Jatata in Spanish, Cajtafa’ in Tsimane’, or Geonoma deversa in botanical terms, is a very important plant to the Tsimane’ people. It is a small palm whose leaves are used to make roofs that can resist the pouring tropical rains with ease for over ten years. Though this plant has kept the Tsimane’ comfortably dry in the past, it might even be more important to the people nowadays.
In the communities upriver, far away from the commercial town of San Borja, the entire economy is centred around this palm species. People harvest the leaves in the forest, carry the heavy bundles back to the community on their shoulders, and once at home they weave the leaves into paños as seen in the picture. These paños are then sold to traders that travel up and down the river with their canoes, and thus the jatata enters the national and international market where it is sold to make pretty roofs.
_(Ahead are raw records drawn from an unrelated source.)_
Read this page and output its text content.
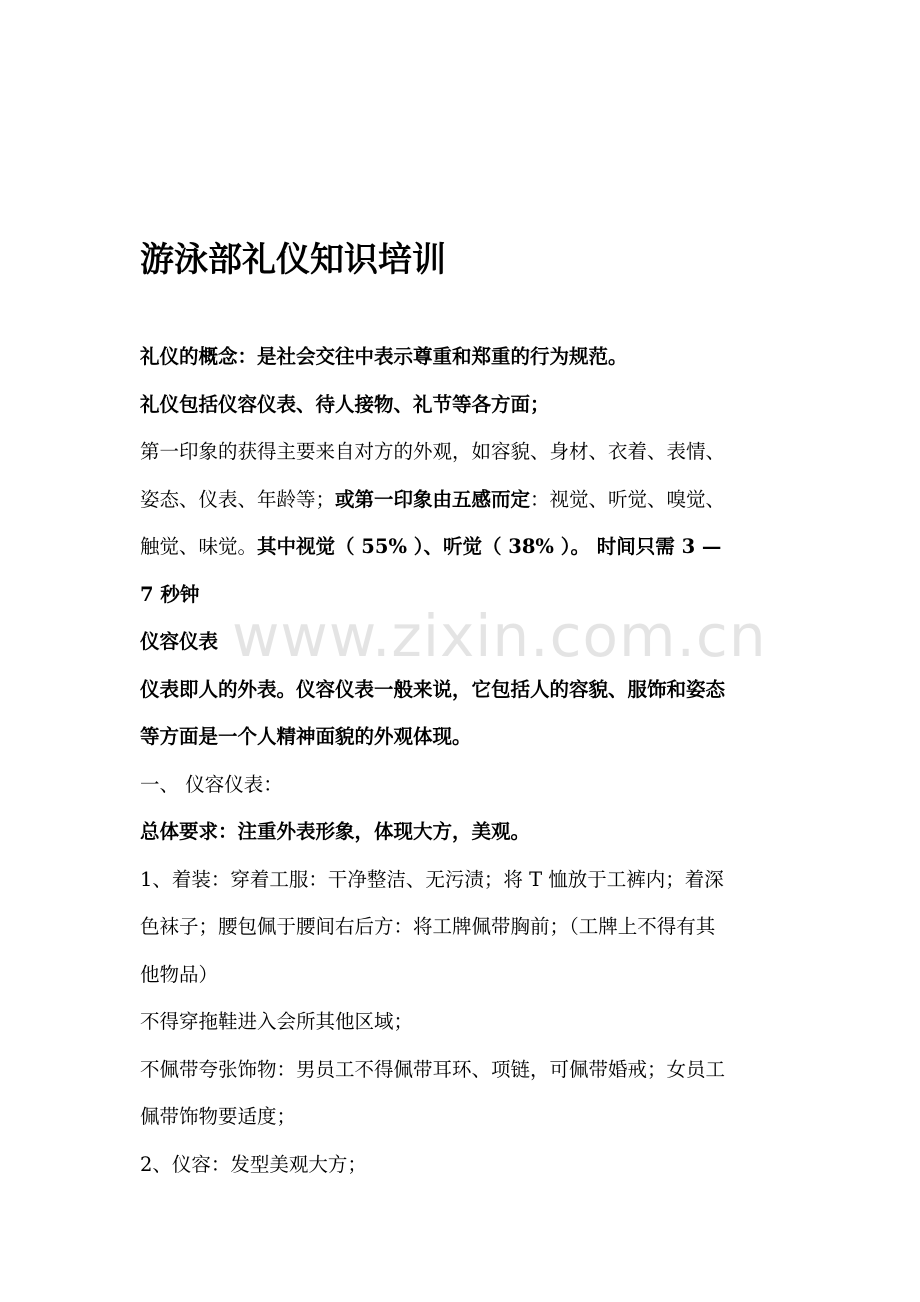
游泳部礼仪知识培训
礼仪的概念：是社会交往中表示尊重和郑重的行为规范。
礼仪包括仪容仪表、待人接物、礼节等各方面；
第一印象的获得主要来自对方的外观，如容貌、身材、衣着、表情、
姿态、仪表、年龄等；或第一印象由五感而定：视觉、听觉、嗅觉、
触觉、味觉。其中视觉（ 55% ）、听觉（ 38% ）。 时间只需 3 —
7 秒钟
仪容仪表
仪表即人的外表。仪容仪表一般来说，它包括人的容貌、服饰和姿态
等方面是一个人精神面貌的外观体现。
一、 仪容仪表：
总体要求：注重外表形象，体现大方，美观。
1、着装：穿着工服：干净整洁、无污渍；将 T 恤放于工裤内；着深
色袜子；腰包佩于腰间右后方：将工牌佩带胸前；（工牌上不得有其
他物品）
不得穿拖鞋进入会所其他区域；
不佩带夸张饰物：男员工不得佩带耳环、项链，可佩带婚戒；女员工
佩带饰物要适度；
2、仪容：发型美观大方；
www.zixin.com.cn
However, there are many issues with the jatata. In the past the Tsimane’ were violently exploited by traders to harvest the jatata. The forced labour is now largely a thing of the past, though new issues arise. The jatata is overharvested and people have to walk ever longer distances to collect the leaves, whilst forest fires, exacerbated by climate change, are threatening this important source of income. These weeks we are interviewing stakeholders in the jatata chain, uncovering the history of this plant, documenting the present economical drivers, and imagining future scenarios for sustainable harvest.